Russia’s Gazprom cuts gas supply through key pipeline to Europe
German officials accuse Russia of using gas as a ‘war strategy’ while Moscow blames sanctions for the limited supply.
Russian energy giant Gazprom has drastically cut gas deliveries to Europe via the Nord Stream pipeline to about 20 percent of its capacity, German authorities said.
The Russian state-run company had announced Monday that it would reduce supply to 33 million cubic metres a day – half the amount it has been delivering since service resumed last week after 10 days of maintenance work.
EU states have accused Russia of squeezing supplies in retaliation for Western sanctions over Moscow’s war in Ukraine. Gazprom cited the halted operation of one of the last two operating turbines for the pipeline due to the “technical condition of the engine”.
The German economy ministry dismissed the explanation, saying there was “no technical reason for a reduction of deliveries”. Government spokeswoman Christiane Hoffmann spoke on Wednesday of a “power play” by Moscow.
“The Federal Government has taken note of the renewed reduction of gas supplies by Gazprom and is monitoring the situation very closely. The supply contracts are not being honoured at this point in time,” she added.
Klaus Mueller, head of Germany’s energy regulator, said gas flows had dropped to 20 percent of the pipeline’s capacity on Wednesday from 40 percent.
“We’ll see today if it stays that way,” he said in a statement.
In parallel, Italian energy major Eni said Gazprom had informed the group it would only deliver “approximately 27 million cubic metres” on Wednesday, down from around 34 million cubic metres in recent days.
Kremlin spokesman Dmitry Peskov blamed EU sanctions for the limited supply.
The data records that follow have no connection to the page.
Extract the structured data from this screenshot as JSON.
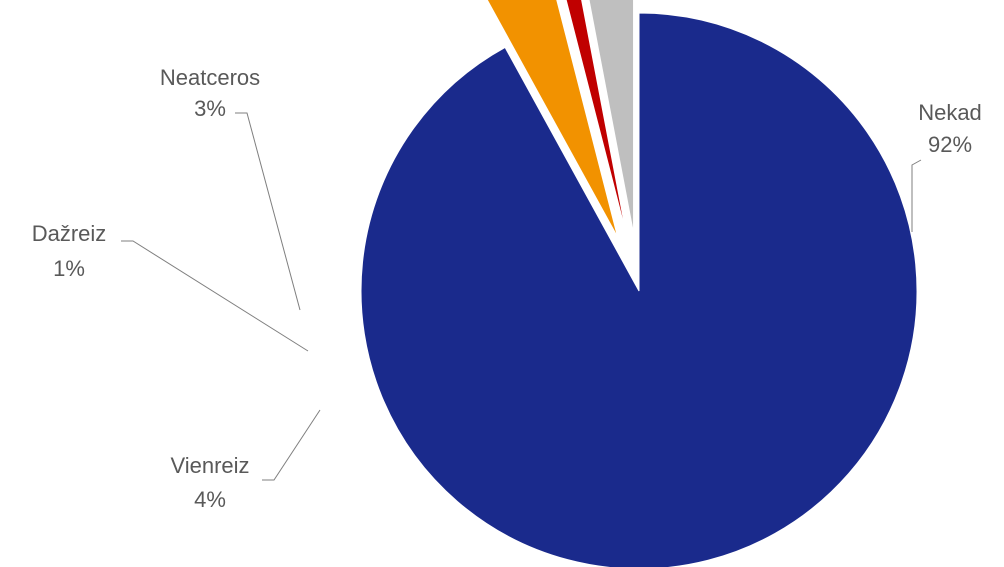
{
  "chart_data": {
    "type": "pie",
    "categories": [
      "Nekad",
      "Vienreiz",
      "Dažreiz",
      "Neatceros"
    ],
    "values": [
      92,
      4,
      1,
      3
    ],
    "labels": [
      "92%",
      "4%",
      "1%",
      "3%"
    ],
    "colors": [
      "#1a2a8c",
      "#f29200",
      "#c00000",
      "#bfbfbf"
    ],
    "exploded": [
      false,
      true,
      true,
      true
    ],
    "legend": "none",
    "data_labels": "category name and percentage, with leader lines"
  }
}
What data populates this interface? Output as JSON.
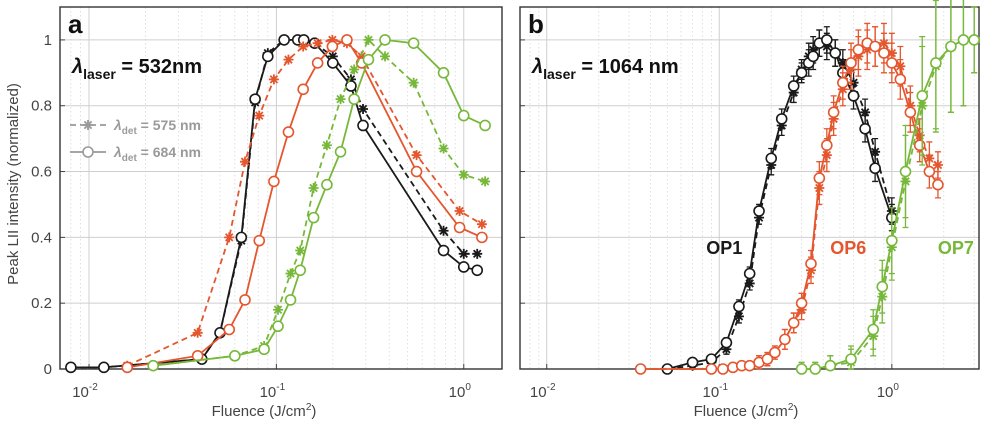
{
  "figure": {
    "ylabel": "Peak LII intensity (normalized)",
    "xlabel_prefix": "Fluence (J/cm",
    "xlabel_sup": "2",
    "xlabel_suffix": ")"
  },
  "colors": {
    "OP1": "#1a1a1a",
    "OP6": "#e4572e",
    "OP7": "#77b83a",
    "legend_gray": "#9a9a9a"
  },
  "chart_data": [
    {
      "type": "line",
      "panel_letter": "a",
      "lambda_symbol": "λ",
      "lambda_sub": "laser",
      "lambda_value": "= 532nm",
      "x_scale": "log",
      "xlim": [
        0.007,
        1.6
      ],
      "ylim": [
        0,
        1.1
      ],
      "yticks": [
        "0",
        "0.2",
        "0.4",
        "0.6",
        "0.8",
        "1"
      ],
      "xticks": [
        {
          "base": "10",
          "exp": "-2",
          "value": 0.01
        },
        {
          "base": "10",
          "exp": "-1",
          "value": 0.1
        },
        {
          "base": "10",
          "exp": "0",
          "value": 1
        }
      ],
      "grid": true,
      "legend_position": "middle-left",
      "legend": [
        {
          "symbol": "λ",
          "sub": "det",
          "value": "= 575 nm",
          "line": "dashed",
          "marker": "asterisk"
        },
        {
          "symbol": "λ",
          "sub": "det",
          "value": "= 684 nm",
          "line": "solid",
          "marker": "circle"
        }
      ],
      "series": [
        {
          "sample": "OP1",
          "detection": "575 nm",
          "line": "dashed",
          "marker": "asterisk",
          "x": [
            0.008,
            0.012,
            0.04,
            0.05,
            0.065,
            0.077,
            0.09,
            0.11,
            0.13,
            0.14,
            0.16,
            0.2,
            0.25,
            0.29,
            0.78,
            1.0,
            1.18
          ],
          "y": [
            0.005,
            0.005,
            0.03,
            0.11,
            0.39,
            0.81,
            0.96,
            1.0,
            1.0,
            1.0,
            0.99,
            0.95,
            0.88,
            0.79,
            0.42,
            0.35,
            0.35
          ]
        },
        {
          "sample": "OP1",
          "detection": "684 nm",
          "line": "solid",
          "marker": "circle",
          "x": [
            0.008,
            0.012,
            0.04,
            0.05,
            0.065,
            0.077,
            0.09,
            0.11,
            0.13,
            0.14,
            0.16,
            0.2,
            0.25,
            0.29,
            0.78,
            1.0,
            1.18
          ],
          "y": [
            0.005,
            0.005,
            0.03,
            0.11,
            0.4,
            0.82,
            0.95,
            1.0,
            1.0,
            1.0,
            0.99,
            0.93,
            0.86,
            0.74,
            0.36,
            0.31,
            0.3
          ]
        },
        {
          "sample": "OP6",
          "detection": "575 nm",
          "line": "dashed",
          "marker": "asterisk",
          "x": [
            0.016,
            0.038,
            0.056,
            0.068,
            0.081,
            0.097,
            0.116,
            0.139,
            0.166,
            0.199,
            0.238,
            0.285,
            0.56,
            0.95,
            1.25
          ],
          "y": [
            0.01,
            0.11,
            0.4,
            0.63,
            0.77,
            0.88,
            0.94,
            0.98,
            0.99,
            1.0,
            0.99,
            0.95,
            0.65,
            0.48,
            0.44
          ]
        },
        {
          "sample": "OP6",
          "detection": "684 nm",
          "line": "solid",
          "marker": "circle",
          "x": [
            0.016,
            0.038,
            0.056,
            0.068,
            0.081,
            0.097,
            0.116,
            0.139,
            0.166,
            0.199,
            0.238,
            0.285,
            0.56,
            0.95,
            1.25
          ],
          "y": [
            0.005,
            0.04,
            0.12,
            0.21,
            0.39,
            0.57,
            0.72,
            0.85,
            0.93,
            0.98,
            1.0,
            0.93,
            0.6,
            0.43,
            0.4
          ]
        },
        {
          "sample": "OP7",
          "detection": "575 nm",
          "line": "dashed",
          "marker": "asterisk",
          "x": [
            0.022,
            0.06,
            0.086,
            0.102,
            0.119,
            0.134,
            0.158,
            0.186,
            0.22,
            0.26,
            0.31,
            0.38,
            0.54,
            0.78,
            1.0,
            1.3
          ],
          "y": [
            0.01,
            0.04,
            0.07,
            0.18,
            0.29,
            0.36,
            0.55,
            0.68,
            0.82,
            0.91,
            1.0,
            0.95,
            0.87,
            0.67,
            0.59,
            0.57
          ]
        },
        {
          "sample": "OP7",
          "detection": "684 nm",
          "line": "solid",
          "marker": "circle",
          "x": [
            0.022,
            0.06,
            0.086,
            0.102,
            0.119,
            0.134,
            0.158,
            0.186,
            0.22,
            0.26,
            0.31,
            0.38,
            0.54,
            0.78,
            1.0,
            1.3
          ],
          "y": [
            0.01,
            0.04,
            0.06,
            0.13,
            0.21,
            0.3,
            0.46,
            0.56,
            0.66,
            0.82,
            0.94,
            1.0,
            0.99,
            0.9,
            0.77,
            0.74
          ]
        }
      ]
    },
    {
      "type": "line",
      "panel_letter": "b",
      "lambda_symbol": "λ",
      "lambda_sub": "laser",
      "lambda_value": "= 1064 nm",
      "x_scale": "log",
      "xlim": [
        0.007,
        3.2
      ],
      "ylim": [
        0,
        1.1
      ],
      "yticks": [
        "0",
        "0.2",
        "0.4",
        "0.6",
        "0.8",
        "1"
      ],
      "xticks": [
        {
          "base": "10",
          "exp": "-2",
          "value": 0.01
        },
        {
          "base": "10",
          "exp": "-1",
          "value": 0.1
        },
        {
          "base": "10",
          "exp": "0",
          "value": 1
        }
      ],
      "grid": true,
      "series_labels": [
        {
          "text": "OP1",
          "sample": "OP1",
          "x": 0.084,
          "y": 0.35
        },
        {
          "text": "OP6",
          "sample": "OP6",
          "x": 0.44,
          "y": 0.35
        },
        {
          "text": "OP7",
          "sample": "OP7",
          "x": 1.85,
          "y": 0.35
        }
      ],
      "series": [
        {
          "sample": "OP1",
          "detection": "575 nm",
          "line": "dashed",
          "marker": "asterisk",
          "x": [
            0.05,
            0.07,
            0.09,
            0.11,
            0.13,
            0.15,
            0.17,
            0.2,
            0.23,
            0.27,
            0.3,
            0.33,
            0.35,
            0.38,
            0.42,
            0.47,
            0.52,
            0.6,
            0.7,
            0.8,
            1.0
          ],
          "y": [
            0.0,
            0.01,
            0.02,
            0.06,
            0.16,
            0.26,
            0.46,
            0.62,
            0.74,
            0.84,
            0.91,
            0.95,
            0.97,
            0.99,
            0.98,
            0.96,
            0.93,
            0.87,
            0.78,
            0.66,
            0.48
          ],
          "err": [
            0.005,
            0.01,
            0.01,
            0.015,
            0.02,
            0.02,
            0.02,
            0.03,
            0.03,
            0.03,
            0.03,
            0.04,
            0.04,
            0.04,
            0.04,
            0.04,
            0.04,
            0.04,
            0.04,
            0.04,
            0.04
          ]
        },
        {
          "sample": "OP1",
          "detection": "684 nm",
          "line": "solid",
          "marker": "circle",
          "x": [
            0.05,
            0.07,
            0.09,
            0.11,
            0.13,
            0.15,
            0.17,
            0.2,
            0.23,
            0.27,
            0.3,
            0.33,
            0.35,
            0.38,
            0.42,
            0.47,
            0.52,
            0.6,
            0.7,
            0.8,
            1.0
          ],
          "y": [
            0.0,
            0.02,
            0.03,
            0.08,
            0.19,
            0.29,
            0.48,
            0.64,
            0.76,
            0.86,
            0.9,
            0.93,
            0.95,
            0.99,
            1.0,
            0.96,
            0.9,
            0.83,
            0.73,
            0.61,
            0.46
          ],
          "err": [
            0.005,
            0.01,
            0.01,
            0.015,
            0.02,
            0.02,
            0.02,
            0.03,
            0.03,
            0.03,
            0.03,
            0.04,
            0.04,
            0.04,
            0.04,
            0.04,
            0.04,
            0.04,
            0.04,
            0.04,
            0.04
          ]
        },
        {
          "sample": "OP6",
          "detection": "575 nm",
          "line": "dashed",
          "marker": "asterisk",
          "x": [
            0.035,
            0.09,
            0.105,
            0.12,
            0.135,
            0.15,
            0.17,
            0.19,
            0.21,
            0.24,
            0.27,
            0.3,
            0.34,
            0.38,
            0.42,
            0.46,
            0.52,
            0.58,
            0.64,
            0.72,
            0.8,
            0.9,
            1.0,
            1.12,
            1.28,
            1.45,
            1.65,
            1.85
          ],
          "y": [
            0.0,
            0.0,
            0.0,
            0.005,
            0.01,
            0.01,
            0.02,
            0.03,
            0.05,
            0.09,
            0.14,
            0.18,
            0.3,
            0.55,
            0.65,
            0.76,
            0.85,
            0.91,
            0.95,
            0.97,
            0.98,
            0.99,
            0.96,
            0.92,
            0.8,
            0.71,
            0.64,
            0.62
          ],
          "err": [
            0.005,
            0.005,
            0.005,
            0.01,
            0.01,
            0.01,
            0.02,
            0.02,
            0.02,
            0.03,
            0.03,
            0.03,
            0.04,
            0.05,
            0.05,
            0.05,
            0.05,
            0.06,
            0.06,
            0.06,
            0.06,
            0.06,
            0.06,
            0.06,
            0.06,
            0.05,
            0.05,
            0.04
          ]
        },
        {
          "sample": "OP6",
          "detection": "684 nm",
          "line": "solid",
          "marker": "circle",
          "x": [
            0.035,
            0.09,
            0.105,
            0.12,
            0.135,
            0.15,
            0.17,
            0.19,
            0.21,
            0.24,
            0.27,
            0.3,
            0.34,
            0.38,
            0.42,
            0.46,
            0.52,
            0.58,
            0.64,
            0.72,
            0.8,
            0.9,
            1.0,
            1.12,
            1.28,
            1.45,
            1.65,
            1.85
          ],
          "y": [
            0.0,
            0.0,
            0.0,
            0.005,
            0.01,
            0.01,
            0.02,
            0.03,
            0.05,
            0.09,
            0.14,
            0.2,
            0.32,
            0.58,
            0.68,
            0.78,
            0.87,
            0.93,
            0.97,
            0.99,
            0.98,
            0.96,
            0.93,
            0.88,
            0.78,
            0.68,
            0.6,
            0.56
          ],
          "err": [
            0.005,
            0.005,
            0.005,
            0.01,
            0.01,
            0.01,
            0.02,
            0.02,
            0.02,
            0.03,
            0.03,
            0.03,
            0.04,
            0.05,
            0.05,
            0.05,
            0.05,
            0.06,
            0.06,
            0.06,
            0.06,
            0.06,
            0.06,
            0.06,
            0.06,
            0.05,
            0.05,
            0.04
          ]
        },
        {
          "sample": "OP7",
          "detection": "575 nm",
          "line": "dashed",
          "marker": "asterisk",
          "x": [
            0.3,
            0.36,
            0.44,
            0.58,
            0.78,
            0.88,
            1.0,
            1.2,
            1.5,
            1.8,
            2.2,
            2.6,
            3.0
          ],
          "y": [
            0.0,
            0.0,
            0.01,
            0.02,
            0.1,
            0.22,
            0.37,
            0.57,
            0.8,
            0.92,
            0.98,
            1.0,
            1.0
          ],
          "err": [
            0.02,
            0.02,
            0.03,
            0.04,
            0.06,
            0.08,
            0.1,
            0.14,
            0.18,
            0.2,
            0.2,
            0.2,
            0.1
          ]
        },
        {
          "sample": "OP7",
          "detection": "684 nm",
          "line": "solid",
          "marker": "circle",
          "x": [
            0.3,
            0.36,
            0.44,
            0.58,
            0.78,
            0.88,
            1.0,
            1.2,
            1.5,
            1.8,
            2.2,
            2.6,
            3.0
          ],
          "y": [
            0.0,
            0.0,
            0.01,
            0.03,
            0.12,
            0.25,
            0.39,
            0.6,
            0.83,
            0.93,
            0.98,
            1.0,
            1.0
          ],
          "err": [
            0.02,
            0.02,
            0.03,
            0.04,
            0.06,
            0.08,
            0.1,
            0.14,
            0.18,
            0.2,
            0.2,
            0.2,
            0.1
          ]
        }
      ]
    }
  ]
}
“Technical pumping capacities are down, more restricted. Why? Because the process of maintaining technical devices is made extremely difficult by the sanctions adopted by Europe,” Peskov said.
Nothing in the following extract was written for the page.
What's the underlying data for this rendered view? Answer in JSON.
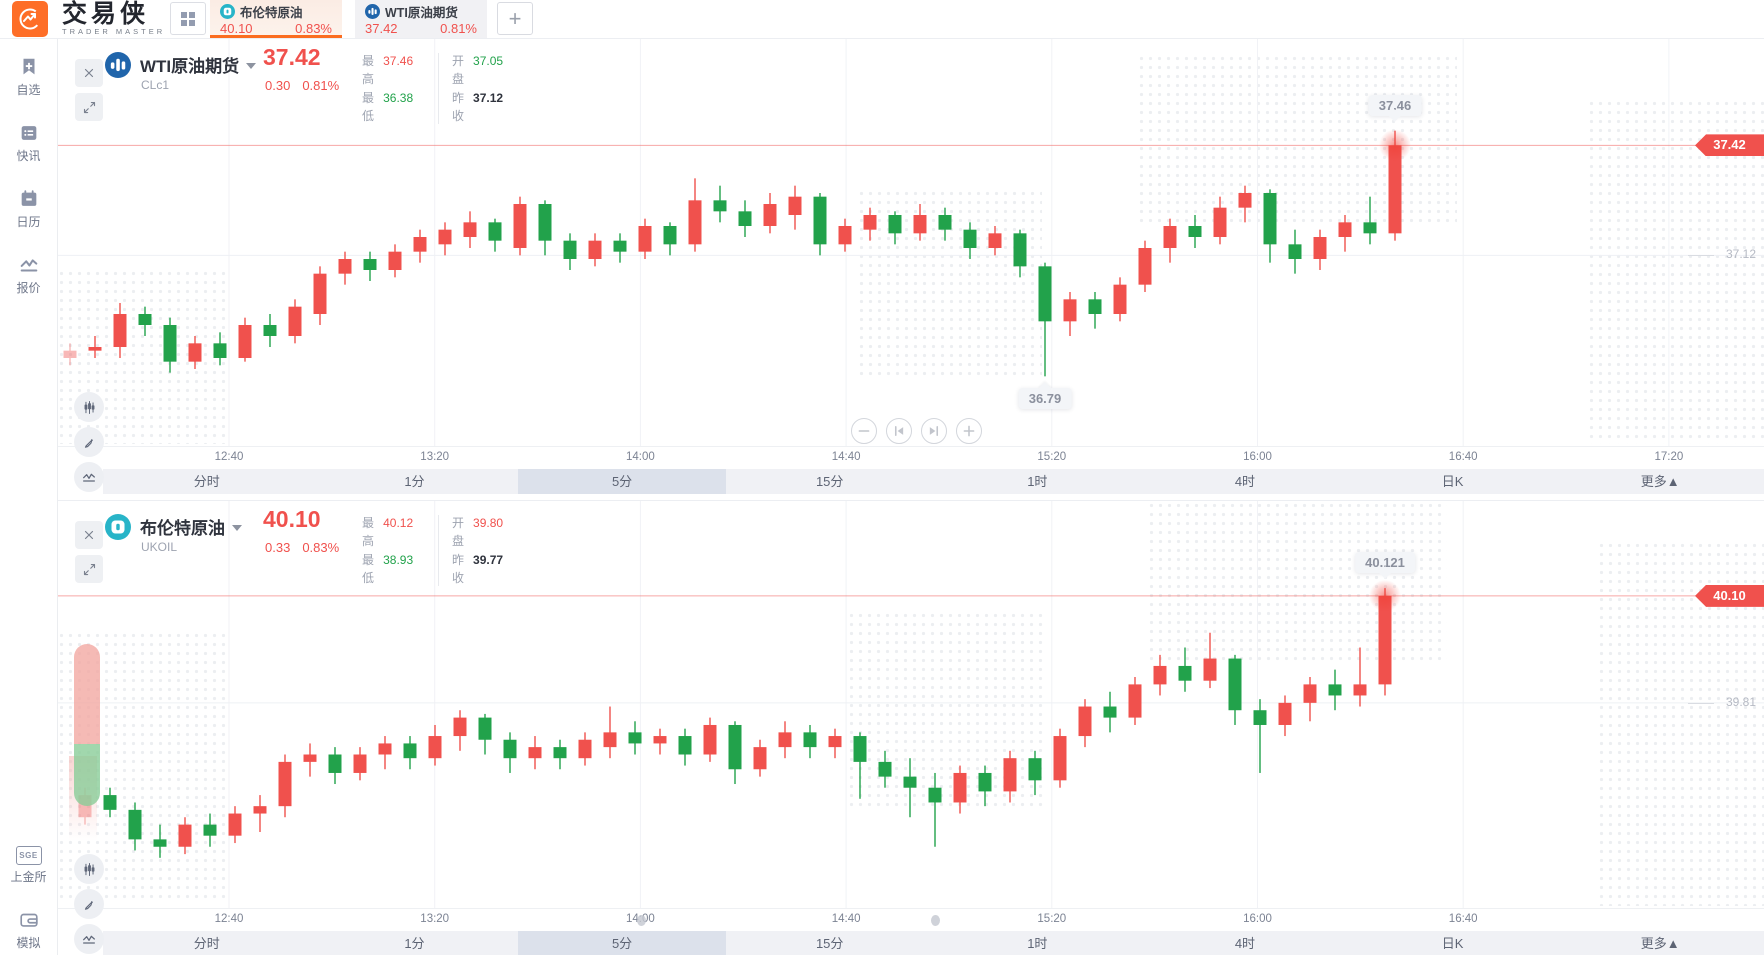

Mueller said gas supply was now a part of Russian foreign policy and possibly Moscow’s “war strategy”.
Natural gas prices have surged on Europe’s TTF benchmark to levels not seen since early March and are nearly six times higher than they were a year ago.
Soaring energy prices are fuelling record inflation, squeezing people’s spending power and heightening concerns that Europe could plunge into recession if it does not save enough gas to get through the cold months.
Mueller praised consumers and industry for voluntarily reducing energy use, saying that even correcting for warmer summer temperatures, recent consumption had been cut between 5 and 7 percent.
He said this would allow Germany to add to its gas reserves, which currently stand at about 65 percent of capacity. Economy minister Robert Habeck outlined targets last week for stocks to reach 95 percent by November 1 in advance of the cold German winter.
The European Union on Tuesday agreed upon a plan to reduce gas consumption in solidarity with Germany, Europe’s top economy. Berlin took a major share of the 40 percent of EU gas imports that came from Russia last year.